Cliché évidemment pratique, Sheeduz est trio féminin aux fins cheveux longs et poses d’anges, faiseuses d’atmosphères éthérés aux apprêts de sirènes. Et à l’instar de ces dernières, c’est musique en ruse aisée pour mieux séduire en douces violences, rock aux origines étrangement métal et déjà un peu dissoutes dans les compositions sophistiquées, qui en conserve la force de frappe et troque sa brutalité contre une forme plus aboutie de puissance. Petit et singulier cauchemar d’intervieweur et façon involontaire de brouiller les pistes, ce sont trois Audrey, influences indé post-grunge et logiquement chant en anglais pour approcher les idoles. Des concerts fort remarqués, quelques récompenses et encouragements, de hautes marches gravies rapidement et le premier aboutissement d’un album autoproduit, très professionnellement conçu.

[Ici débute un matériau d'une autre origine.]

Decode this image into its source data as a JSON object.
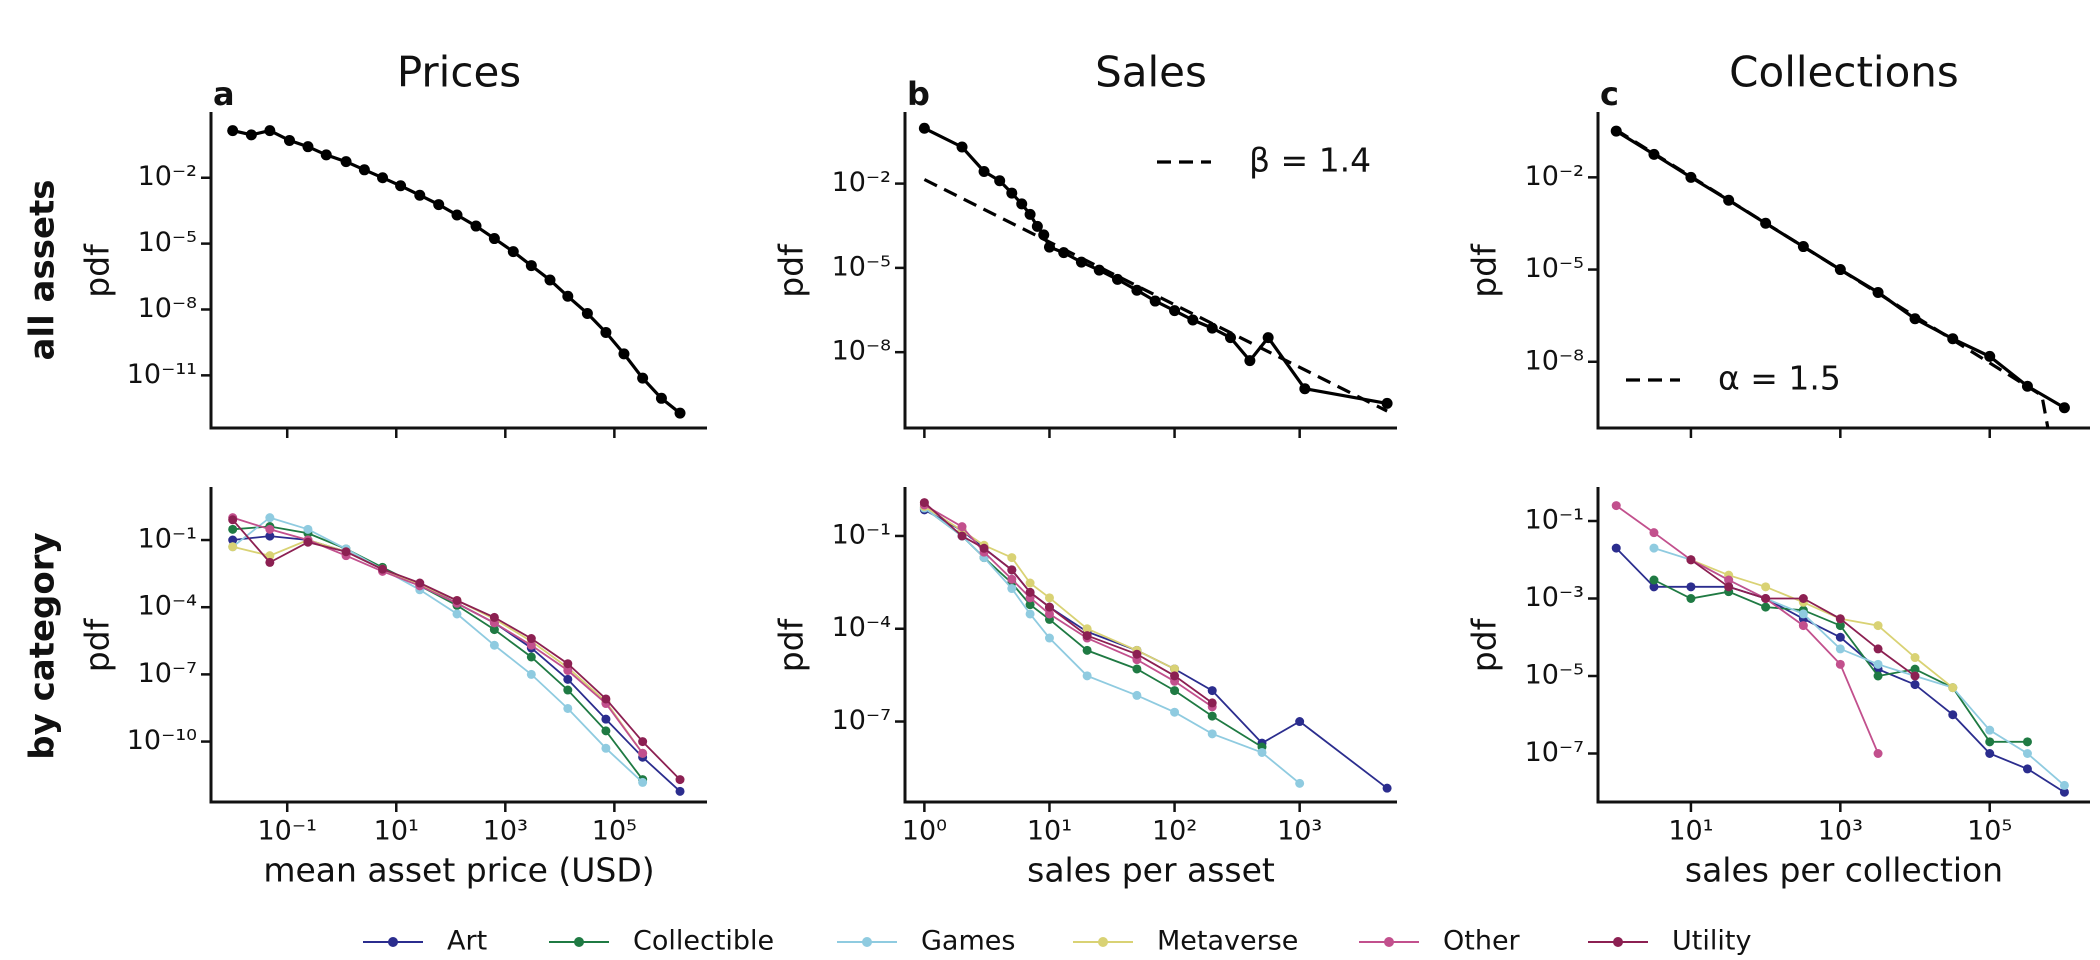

L’apport d’ingénieurs chevronnés au son, des conseils avisés, patience raisonnée, la liberté de ton gardée et, logiquement, la satisfaction légitime du bel ouvrage “A Frozen Moment“, instantané d’époque, évidence que trio (batterie, guitare, chant) n’oblige pas qu’au minimalisme et au dépouillement, l’oeuvre s’enrichissant de piano, de basse et d’atouts supplémentaires éparpillés au gré d’envies esthètes. Des morceaux complexes, éprouvés, qui s’affranchissent de toutes pressions (“Sick Boy“, aucun risque de reddition), s’épanouissent pleinement malgré leurs formats courts, et qui, insidieusement, s’impriment d’emblée (“Welcome To Mine” en accroche). “Run“, c’est course folle dans un château hanté, trois princesses aux pieds nus et un imaginaire de voiles, de tentures, de légèretés et d’enchantements vaporeux, des souffles qui donnent frisson. Ailleurs ce sont des impressions tenaces, la véhémence intégriste d’une Polly Jean Harvey, la fureur d’une Chan Marshall, d’une Shannon Wright des grands soirs dans ces manières rares et parfois effrayantes de tourmenter les guitares ou les claviers, étonnantes mutations d’une Audrey chanteuse, sage d’apparence, qu’on jurerait ainsi incapable de tels assauts de rages, de tels épanchements de férocité, de tels effusions par instants. Accalmies également, mais mêmes les répits (“Lullaby“) font acoustiques comme on donne le change, tension sous-jacente et urgence qu’on sent trépider sous les doigts et les cordes vocales. Détours références cabaret rock (“The Queen’s Prayer II“), Dresden Dolls voire Marilyn Manson ou Brecht version noisy, partis pris justificatifs d’une volonté artistique poussée, qui transpire dans les moindres notes, arpèges ou envolées lyriques. Multiplicités…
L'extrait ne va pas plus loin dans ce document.